Optimism and architecture: lessons from the 2025 Aga Khan Award Winners
Architecture has always been a tool of power; used to enclose or to emancipate, to surveil or to shelter, to erase or to remember. The 2025 Aga Khan Award for Architecture winners makes this clear: design can either collude with systems of displacement and extraction or it can stand as an act of resistance, a practice of justice.
This year’s winning projects - flood-resilient homes in Bangladesh, a metro plaza reclaimed as public space in Iran, a cultural hub in Palestine, a revitalized historic quarter in Egypt - are not glossy monuments. They are political interventions, built in contexts of climate collapse, occupation, inequality, and erasure. Each project is an act of care, courage, and community.
Lessons we must carry forward
Architecture is social infrastructure. A house becomes survival for displaced families. A community hall becomes a commons against rural isolation. A metro entrance becomes civic space in a city under pressure. Each project insists that design must serve human connection.
Resilience grows from rootedness. Bamboo joinery, hand-made brick, reinterpreted jaali screens. They are not stylistic choices, they are political; they reject imported templates and centre local knowledge, materials, and labour. These choices are ecological and cultural. Sustainability is not only about technology but about belonging to place.
Participation is liberation. Self-build housing in Bangladesh or community-run revitalization in Esna refuse top-down imposition. They show that justice in design means redistributing decision-making power. When communities co-build and co-govern, architecture becomes more than a product; it becomes a practice of self-determination.
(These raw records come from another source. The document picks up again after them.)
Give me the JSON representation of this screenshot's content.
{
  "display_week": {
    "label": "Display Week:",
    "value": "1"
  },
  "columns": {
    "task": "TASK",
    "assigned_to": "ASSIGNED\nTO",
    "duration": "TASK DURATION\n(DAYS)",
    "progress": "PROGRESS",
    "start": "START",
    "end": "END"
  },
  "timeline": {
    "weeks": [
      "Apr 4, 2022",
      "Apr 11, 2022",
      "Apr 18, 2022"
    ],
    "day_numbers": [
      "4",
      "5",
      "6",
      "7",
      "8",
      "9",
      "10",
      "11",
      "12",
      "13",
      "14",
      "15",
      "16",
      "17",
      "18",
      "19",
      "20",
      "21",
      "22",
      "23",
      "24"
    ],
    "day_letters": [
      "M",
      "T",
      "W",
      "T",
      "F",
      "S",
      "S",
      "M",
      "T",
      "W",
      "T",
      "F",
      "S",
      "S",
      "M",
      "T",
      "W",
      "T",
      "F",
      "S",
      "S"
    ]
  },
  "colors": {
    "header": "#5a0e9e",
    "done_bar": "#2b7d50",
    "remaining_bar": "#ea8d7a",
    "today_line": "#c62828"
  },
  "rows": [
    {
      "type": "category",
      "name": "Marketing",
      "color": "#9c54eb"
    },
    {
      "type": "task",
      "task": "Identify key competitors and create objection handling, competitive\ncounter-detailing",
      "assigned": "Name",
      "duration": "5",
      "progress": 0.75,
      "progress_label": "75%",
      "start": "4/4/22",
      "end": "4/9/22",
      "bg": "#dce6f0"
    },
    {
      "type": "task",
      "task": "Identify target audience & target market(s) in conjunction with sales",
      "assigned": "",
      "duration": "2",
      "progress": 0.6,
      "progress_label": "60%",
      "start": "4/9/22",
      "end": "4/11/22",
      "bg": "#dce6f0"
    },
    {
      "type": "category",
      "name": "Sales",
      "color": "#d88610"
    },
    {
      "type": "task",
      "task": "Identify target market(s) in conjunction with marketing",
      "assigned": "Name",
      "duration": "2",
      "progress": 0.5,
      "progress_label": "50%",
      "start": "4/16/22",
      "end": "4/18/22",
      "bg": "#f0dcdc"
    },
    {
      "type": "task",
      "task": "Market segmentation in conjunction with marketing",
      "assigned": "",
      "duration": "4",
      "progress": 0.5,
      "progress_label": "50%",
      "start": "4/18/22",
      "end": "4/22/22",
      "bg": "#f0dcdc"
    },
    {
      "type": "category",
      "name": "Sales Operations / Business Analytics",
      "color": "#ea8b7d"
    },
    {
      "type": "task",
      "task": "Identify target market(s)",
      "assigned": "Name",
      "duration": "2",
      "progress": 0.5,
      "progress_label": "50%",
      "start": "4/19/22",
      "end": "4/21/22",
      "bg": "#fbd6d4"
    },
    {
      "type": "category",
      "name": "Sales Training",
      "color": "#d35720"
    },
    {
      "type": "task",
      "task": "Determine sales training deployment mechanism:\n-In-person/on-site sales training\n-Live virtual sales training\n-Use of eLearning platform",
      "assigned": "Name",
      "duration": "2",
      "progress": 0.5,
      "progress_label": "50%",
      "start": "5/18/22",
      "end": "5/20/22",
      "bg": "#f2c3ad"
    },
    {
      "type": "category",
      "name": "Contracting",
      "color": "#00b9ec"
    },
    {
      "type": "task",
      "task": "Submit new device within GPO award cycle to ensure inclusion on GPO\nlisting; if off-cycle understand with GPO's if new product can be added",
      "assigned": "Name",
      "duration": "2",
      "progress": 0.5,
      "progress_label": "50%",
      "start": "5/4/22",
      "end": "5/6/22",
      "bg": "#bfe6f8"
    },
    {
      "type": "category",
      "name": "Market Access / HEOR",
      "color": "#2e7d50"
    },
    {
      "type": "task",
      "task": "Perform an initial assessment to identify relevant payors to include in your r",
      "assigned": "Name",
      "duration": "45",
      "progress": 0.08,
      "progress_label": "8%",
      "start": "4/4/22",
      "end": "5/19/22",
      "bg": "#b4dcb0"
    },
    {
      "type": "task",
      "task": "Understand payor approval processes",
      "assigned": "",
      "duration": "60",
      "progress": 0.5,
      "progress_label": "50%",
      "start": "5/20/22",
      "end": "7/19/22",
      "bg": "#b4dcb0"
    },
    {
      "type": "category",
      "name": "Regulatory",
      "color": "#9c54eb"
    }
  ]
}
Small interventions shift worlds. Opening a stairwell to the sky, colouring walls with joy, repairing a historic street. Modest moves that transform collective life. Moves that defy the myth that only mega-projects matter. They remind us that resistance can be incremental, tactical, and deeply human.
Joy and dignity are justice. In places scarred by displacement, delight itself becomes political. Colour, shade, tactility, beauty. These are conditions that allow people to feel safe, seen, and celebrated. They are conditions of survival, not luxuries.
Why this matters now
We live in an age of forced migration, rising authoritarianism, accelerating climate collapse, and deep social fracture. Architecture too often serves power; the Aga Khan Award winners disrupt this pattern. They show us that architecture can respond, not with spectacle, but with solidarity. That architecture can be reparative, restoring memory, amplifying culture, enabling belonging. They remind us that in today’s socio-political climate, to design with justice is to design against forgetting, against control, against oppression.
These projects don’t just align with our values, they operationalize them. They show that another design economy is possible; one in which power is shared, beauty is common, and resilience is born from the intelligence of place.